Il n’était pas prévu par nos maîtres-penseurs que le supposé « village global » du 21e siècle
pût voir tant de villageois s’entretuer, tant de quartiers en venir aux mains. La diffusion du
savoir, des bibliothèques, du télégraphe et des machines à vapeur était supposée mettre fin
à la tour de Babel. C’était le crédo de base des Lumières, ce que nous avaient annoncé
Voltaire et Victor Hugo, et dans la foulée les prophètes du management et du
désenchantement du monde (Karl Marx ou Marx Weber, Jean Monnet ou Jean-Jacques
Servan Schreiber). « Le livre détruira l’échafaud, la guerre et la famine » (Victor Hugo). Le
livre ou les mathématiques ou l’ordinateur ou le container ou le satellite de diffusion directe
ou la révolution numérique… L’histoire du progressiste bon teint, gauche ou droite, se
découpait entre un avant superstitieux, tribal, régionaliste et croyant, et un après instruit,
œcuménique, pacifique et sécularisé.
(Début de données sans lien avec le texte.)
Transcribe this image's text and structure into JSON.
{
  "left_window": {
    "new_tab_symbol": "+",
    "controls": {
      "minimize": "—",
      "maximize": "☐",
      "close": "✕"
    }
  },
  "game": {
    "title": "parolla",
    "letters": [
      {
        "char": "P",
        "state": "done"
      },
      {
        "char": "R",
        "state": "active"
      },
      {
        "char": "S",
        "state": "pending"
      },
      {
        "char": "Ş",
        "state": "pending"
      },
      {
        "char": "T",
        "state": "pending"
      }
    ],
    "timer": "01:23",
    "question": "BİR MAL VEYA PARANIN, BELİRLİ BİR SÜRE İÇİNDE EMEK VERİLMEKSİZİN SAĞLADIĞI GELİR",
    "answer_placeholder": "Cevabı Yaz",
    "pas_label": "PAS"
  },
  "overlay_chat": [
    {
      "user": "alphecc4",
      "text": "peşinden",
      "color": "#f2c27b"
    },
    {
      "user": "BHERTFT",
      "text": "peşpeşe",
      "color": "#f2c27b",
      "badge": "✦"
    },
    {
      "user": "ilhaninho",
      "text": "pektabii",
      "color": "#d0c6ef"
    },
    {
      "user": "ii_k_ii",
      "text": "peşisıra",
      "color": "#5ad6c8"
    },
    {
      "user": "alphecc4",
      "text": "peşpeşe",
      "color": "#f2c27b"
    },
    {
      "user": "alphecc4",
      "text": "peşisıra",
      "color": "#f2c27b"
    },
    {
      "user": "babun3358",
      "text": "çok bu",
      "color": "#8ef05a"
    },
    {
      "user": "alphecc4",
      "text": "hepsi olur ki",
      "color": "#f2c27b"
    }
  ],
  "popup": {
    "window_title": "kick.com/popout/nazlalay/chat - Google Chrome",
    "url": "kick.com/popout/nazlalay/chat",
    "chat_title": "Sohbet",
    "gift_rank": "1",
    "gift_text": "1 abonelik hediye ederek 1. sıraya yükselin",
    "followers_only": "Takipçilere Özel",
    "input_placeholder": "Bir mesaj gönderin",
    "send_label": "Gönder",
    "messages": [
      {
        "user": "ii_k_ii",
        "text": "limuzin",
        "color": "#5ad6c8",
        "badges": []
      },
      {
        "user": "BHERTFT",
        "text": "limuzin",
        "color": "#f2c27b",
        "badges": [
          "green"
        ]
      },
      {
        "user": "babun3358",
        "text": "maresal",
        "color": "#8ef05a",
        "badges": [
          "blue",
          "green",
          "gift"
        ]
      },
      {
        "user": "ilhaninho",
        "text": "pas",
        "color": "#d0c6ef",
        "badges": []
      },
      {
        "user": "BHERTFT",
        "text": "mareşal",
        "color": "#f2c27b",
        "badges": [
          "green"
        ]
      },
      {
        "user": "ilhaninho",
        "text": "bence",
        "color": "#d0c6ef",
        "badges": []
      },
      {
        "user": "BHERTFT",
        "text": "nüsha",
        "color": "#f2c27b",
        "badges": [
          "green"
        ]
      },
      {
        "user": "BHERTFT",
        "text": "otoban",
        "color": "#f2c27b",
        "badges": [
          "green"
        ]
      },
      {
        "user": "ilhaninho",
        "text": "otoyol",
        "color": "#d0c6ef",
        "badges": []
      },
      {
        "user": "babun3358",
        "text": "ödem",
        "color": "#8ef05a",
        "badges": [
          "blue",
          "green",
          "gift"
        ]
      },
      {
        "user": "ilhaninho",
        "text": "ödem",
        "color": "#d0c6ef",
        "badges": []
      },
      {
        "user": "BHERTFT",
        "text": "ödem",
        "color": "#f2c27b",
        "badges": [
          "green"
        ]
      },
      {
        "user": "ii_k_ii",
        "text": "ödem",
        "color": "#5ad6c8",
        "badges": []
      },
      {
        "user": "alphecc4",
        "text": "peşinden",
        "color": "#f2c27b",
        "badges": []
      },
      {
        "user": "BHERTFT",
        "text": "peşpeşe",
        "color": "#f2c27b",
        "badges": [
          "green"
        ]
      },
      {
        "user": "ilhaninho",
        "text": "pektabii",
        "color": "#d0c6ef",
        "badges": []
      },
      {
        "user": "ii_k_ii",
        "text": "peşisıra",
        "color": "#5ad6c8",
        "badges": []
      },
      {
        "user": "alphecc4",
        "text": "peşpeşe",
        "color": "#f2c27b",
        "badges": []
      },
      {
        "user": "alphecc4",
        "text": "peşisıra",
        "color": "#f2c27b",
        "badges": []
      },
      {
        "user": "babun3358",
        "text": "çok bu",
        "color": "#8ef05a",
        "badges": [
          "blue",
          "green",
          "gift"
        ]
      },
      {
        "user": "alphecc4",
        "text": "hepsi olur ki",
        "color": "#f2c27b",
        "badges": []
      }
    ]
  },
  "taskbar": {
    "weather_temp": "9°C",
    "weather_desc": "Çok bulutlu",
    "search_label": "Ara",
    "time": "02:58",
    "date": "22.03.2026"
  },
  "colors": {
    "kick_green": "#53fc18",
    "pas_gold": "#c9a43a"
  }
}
L’idée d’une marche inéluctable de l’Humanité portée
par la science et l’alphabétisation, vers un bonheur bonhomme et terre-à-terre rend
proprement impensable le fait que des décombres de l’URSS athée, puisse renaître une
Russie officiellement orthodoxe, que le sionisme laïque des fondateurs de l’État hébreu
puisse accoucher d’un pays sans autre Constitution que la Thora, tandis que l’organisation
de libération de la Palestine, où coexistaient chrétiens, marxistes et musulmans, cèderait la
place au djihad islamiste. Pour s’en tenir à quelques exemples d’actualité d’une marche à
contre-sens du sens commun occidental et démocratique.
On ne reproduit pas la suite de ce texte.